Mohon tunggu...
FX Aris Wahyu Prasetyo Saris
FX Aris Wahyu Prasetyo Saris Mohon Tunggu... Penulis - Menikmati menulis dan membaca dalam bertualang makna kehidupan menuju kebijaksanaan abadi.

Penulis, Pembaca, Petualang, dan Pencari Makna.

Selanjutnya

Tutup

Humaniora Pilihan

BAPER #3 Jangan Terlalu Cepat Mengambil Alih

25 April 2021   18:08 Diperbarui: 25 April 2021   18:17 172
+
Laporkan Konten
Laporkan Akun
Kompasiana adalah platform blog. Konten ini menjadi tanggung jawab bloger dan tidak mewakili pandangan redaksi Kompas.
Lihat foto
Ilustrasi. www.alinea.id

#Berikanlah kepercayaan, tantangan, dan dukungan kepada orang lain, kepada anak Anda, kepada karyawan Anda. Jangan terlalu cepat mengambil alih permasalahan mereka, karena itu secara tidak langsung akan menjadikan mereka seorang yang berkepribadian passenger. Mereka akan menghindari segala jenis resiko.

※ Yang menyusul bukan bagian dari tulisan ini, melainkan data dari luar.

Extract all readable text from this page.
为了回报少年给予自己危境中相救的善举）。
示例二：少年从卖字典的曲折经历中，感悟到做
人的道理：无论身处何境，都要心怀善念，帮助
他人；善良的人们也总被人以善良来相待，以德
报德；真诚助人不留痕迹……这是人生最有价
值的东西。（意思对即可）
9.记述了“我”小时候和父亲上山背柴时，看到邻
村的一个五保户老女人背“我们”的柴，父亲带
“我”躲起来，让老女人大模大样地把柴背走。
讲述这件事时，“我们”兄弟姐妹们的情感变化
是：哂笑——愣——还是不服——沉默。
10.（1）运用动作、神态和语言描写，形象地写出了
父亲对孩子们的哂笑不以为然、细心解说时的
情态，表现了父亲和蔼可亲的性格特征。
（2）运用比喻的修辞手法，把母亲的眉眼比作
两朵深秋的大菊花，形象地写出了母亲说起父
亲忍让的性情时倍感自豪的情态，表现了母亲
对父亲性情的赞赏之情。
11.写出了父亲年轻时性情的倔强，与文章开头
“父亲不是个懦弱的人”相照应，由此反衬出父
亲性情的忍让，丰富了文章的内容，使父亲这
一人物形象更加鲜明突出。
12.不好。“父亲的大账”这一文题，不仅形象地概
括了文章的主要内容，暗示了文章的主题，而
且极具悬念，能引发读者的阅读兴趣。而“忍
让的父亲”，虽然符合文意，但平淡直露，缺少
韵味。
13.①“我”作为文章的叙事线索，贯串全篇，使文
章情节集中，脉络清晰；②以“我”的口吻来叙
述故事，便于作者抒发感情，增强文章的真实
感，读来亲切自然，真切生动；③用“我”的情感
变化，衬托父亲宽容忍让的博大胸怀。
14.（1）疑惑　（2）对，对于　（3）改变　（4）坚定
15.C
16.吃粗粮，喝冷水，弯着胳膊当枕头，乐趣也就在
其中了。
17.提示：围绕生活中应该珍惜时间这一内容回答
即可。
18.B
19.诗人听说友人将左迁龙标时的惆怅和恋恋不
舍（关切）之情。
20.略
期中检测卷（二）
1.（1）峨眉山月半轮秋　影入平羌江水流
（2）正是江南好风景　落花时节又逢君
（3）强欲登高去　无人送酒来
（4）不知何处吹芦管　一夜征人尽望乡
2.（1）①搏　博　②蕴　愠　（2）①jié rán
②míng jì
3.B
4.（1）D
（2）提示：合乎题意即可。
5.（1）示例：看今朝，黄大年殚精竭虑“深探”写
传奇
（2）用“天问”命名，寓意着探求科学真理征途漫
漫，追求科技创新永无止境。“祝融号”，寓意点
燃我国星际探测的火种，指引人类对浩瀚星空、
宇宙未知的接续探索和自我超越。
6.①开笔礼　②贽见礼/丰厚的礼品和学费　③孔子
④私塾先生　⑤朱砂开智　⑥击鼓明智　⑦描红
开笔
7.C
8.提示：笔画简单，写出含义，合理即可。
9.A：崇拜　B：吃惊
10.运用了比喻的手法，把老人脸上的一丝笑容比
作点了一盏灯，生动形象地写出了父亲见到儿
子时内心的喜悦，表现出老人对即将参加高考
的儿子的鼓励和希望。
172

Masa kecilku hingga usia 7 tahun selalu sakit-sakitan, sehingga hampir setiap bulan dekat dengan obat, jarum suntik, perawat, mantri (belum ada dokter di desaku), dan puskesmas. Kesabaran bapak dan ibu dalam mendampingku adalah kunci dari kesehatanku di kemudian hari. Bahkan sempat terlintas di benak bapak dan ibu untuk mengganti namaku. Orang di desa seringkali percaya bahwa anak yang sakit-sakitan disebabkan oleh nama yang diberikan tidak pas, bahkan terlalu berat untuk si anak. Untunglah, seorang pastor londo (asalnya: Belanda) melarang karena menurutnya nama tidak ada hubungannya dengan kesehatan.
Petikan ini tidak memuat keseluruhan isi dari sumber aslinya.